What is your initial response when anyone suggests that you are beautiful?
It really depends on how I feel about myself at the time of the compliment. If I am making progress with my weight loss and feel good about my physical appearance, then I can graciously accept those kinds of compliments. When I feel fat and awkward, I feel as though everyone who makes such a comment must be lying. My husband finds this to be more than a little annoying, because he loves me fat or thin, sick or healthy, first thing in the morning or all made up for a date. His perception of me does not change, it's just my own insecurity rearing it's ugly head.
Do you find that you engage in a lot of negative "self-talk"? How much of your thought life does this form of thinking consume?
Again, the negative "self-talk" is directly linked to the amount of weight that I have lost or gained. If I am doing well in that area, I am must less apt to talk negatively about my appearance. It's like a defense mechanism...if I point out how fat I am, or how large my thighs are, etc, I am in control. I said it first, so if someone agrees with me or continues on with the subject of my weight, it doesn't seem as hurtful as if they had brought up the subject. I spend quite a bit of my time thinking about my weight, how to lose it, how I will look when I finally get rid of it, etc. It seems like every decision I make is somehow linked to my size...what to eat, what to wear, how I will look to others as I do my day to day activities.
Has it ever occurred to you that you are a City Girl? How do you plan to use this knowledge?
I've never really thought about it in that way, although I've always known that I was a child of the King. (Actually, when I read that phrase in the study, the first thing that popped into my mind was On the Banks of Plum Creek by Laura Ingalls Wilder. Laura and her sister were looked down on by some of the girls at school because they were "country girls" instead of "city or town girls") No matter what my physical appearance, it's encouraging to know that God thinks I'm beautiful. It's funny, because when I'm teaching Sunday School or bible study, it doesn't cross my mind that I'm overweight. I get so caught up in the Word and in what God has led me to say, that those sorts of things don't even register. Maybe that's the key....to fill me mind so completely with the things that are of God, and stay so busy being used by Him, that the value I put on my physical appearance takes a backseat to the value God puts on my soul.

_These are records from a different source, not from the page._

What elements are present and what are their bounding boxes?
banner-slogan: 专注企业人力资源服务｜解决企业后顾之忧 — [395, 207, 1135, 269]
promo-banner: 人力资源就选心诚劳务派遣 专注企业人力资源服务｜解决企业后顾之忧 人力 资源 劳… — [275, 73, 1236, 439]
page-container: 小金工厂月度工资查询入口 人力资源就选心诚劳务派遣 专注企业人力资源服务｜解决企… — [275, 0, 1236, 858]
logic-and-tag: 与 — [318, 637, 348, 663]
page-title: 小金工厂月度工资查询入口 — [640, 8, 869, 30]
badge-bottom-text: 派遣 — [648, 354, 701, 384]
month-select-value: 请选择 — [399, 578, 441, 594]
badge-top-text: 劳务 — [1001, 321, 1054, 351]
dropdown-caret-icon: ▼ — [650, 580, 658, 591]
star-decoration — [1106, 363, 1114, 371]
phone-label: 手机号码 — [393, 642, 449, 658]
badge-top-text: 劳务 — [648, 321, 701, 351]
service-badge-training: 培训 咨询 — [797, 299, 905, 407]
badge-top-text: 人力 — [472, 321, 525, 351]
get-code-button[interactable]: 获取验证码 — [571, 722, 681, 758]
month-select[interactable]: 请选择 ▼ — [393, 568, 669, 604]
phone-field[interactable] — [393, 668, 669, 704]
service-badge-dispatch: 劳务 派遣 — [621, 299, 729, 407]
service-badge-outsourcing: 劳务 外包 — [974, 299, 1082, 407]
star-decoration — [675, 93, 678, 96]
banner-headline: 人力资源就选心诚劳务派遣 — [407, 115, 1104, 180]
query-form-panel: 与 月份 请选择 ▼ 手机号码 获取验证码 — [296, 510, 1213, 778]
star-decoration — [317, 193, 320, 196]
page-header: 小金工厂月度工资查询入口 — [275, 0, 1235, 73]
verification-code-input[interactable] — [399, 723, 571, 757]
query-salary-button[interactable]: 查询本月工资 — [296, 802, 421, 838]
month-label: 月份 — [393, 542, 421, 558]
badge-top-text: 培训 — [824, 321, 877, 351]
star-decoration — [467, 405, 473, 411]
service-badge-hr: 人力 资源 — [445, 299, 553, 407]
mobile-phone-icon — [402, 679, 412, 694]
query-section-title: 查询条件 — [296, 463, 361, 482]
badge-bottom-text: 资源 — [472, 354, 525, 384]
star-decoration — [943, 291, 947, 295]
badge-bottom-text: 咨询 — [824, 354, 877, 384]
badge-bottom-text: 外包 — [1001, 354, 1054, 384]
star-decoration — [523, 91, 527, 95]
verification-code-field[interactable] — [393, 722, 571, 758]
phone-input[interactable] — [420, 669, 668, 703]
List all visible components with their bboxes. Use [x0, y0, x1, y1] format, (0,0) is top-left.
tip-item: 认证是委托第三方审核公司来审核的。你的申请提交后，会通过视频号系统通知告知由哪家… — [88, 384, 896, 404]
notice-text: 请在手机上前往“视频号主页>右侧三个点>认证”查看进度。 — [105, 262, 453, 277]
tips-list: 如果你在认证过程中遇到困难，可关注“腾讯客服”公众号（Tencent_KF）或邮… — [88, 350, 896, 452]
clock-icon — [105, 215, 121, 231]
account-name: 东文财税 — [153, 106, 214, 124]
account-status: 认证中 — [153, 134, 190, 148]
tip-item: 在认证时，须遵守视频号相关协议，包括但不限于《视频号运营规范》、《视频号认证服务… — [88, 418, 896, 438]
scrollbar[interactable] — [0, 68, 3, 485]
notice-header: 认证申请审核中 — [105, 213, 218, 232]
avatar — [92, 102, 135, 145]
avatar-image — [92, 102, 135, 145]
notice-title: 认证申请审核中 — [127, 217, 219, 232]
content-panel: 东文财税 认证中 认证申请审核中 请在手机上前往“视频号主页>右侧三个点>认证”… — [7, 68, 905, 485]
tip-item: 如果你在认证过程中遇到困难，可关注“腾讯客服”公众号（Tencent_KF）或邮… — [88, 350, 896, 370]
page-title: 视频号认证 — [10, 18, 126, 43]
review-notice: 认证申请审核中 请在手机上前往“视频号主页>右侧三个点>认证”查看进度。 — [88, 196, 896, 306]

(OK....I confess. I did the study last week after looking at the Round 1 version of this installment. This question is different from the new one, but I'm just going to leave it the way it is.....)
In what ways has your view of Godly beauty changed as a result of these scriptures?
This week's study and the scriptures that went along with it really made me think about what kind of beauty I am striving for. I'll never be ideal by the world's standards, but that sort of physical beauty should not be my focus. I'm not saying that I shouldn't take care of my body...it is a temple, after all. But my value is not determined by my weight, the condition of my skin and hair or the firmness of my body. I am valued by God because Jesus bore all of my ugliness for me. All I have to do is be obedient and live my life in such a way that the beauty of Christ shines through me. I want people to look at me and immediately see that I am a beloved child of the living God. I want the glory of His character to shine on my face and to be seen in my actions.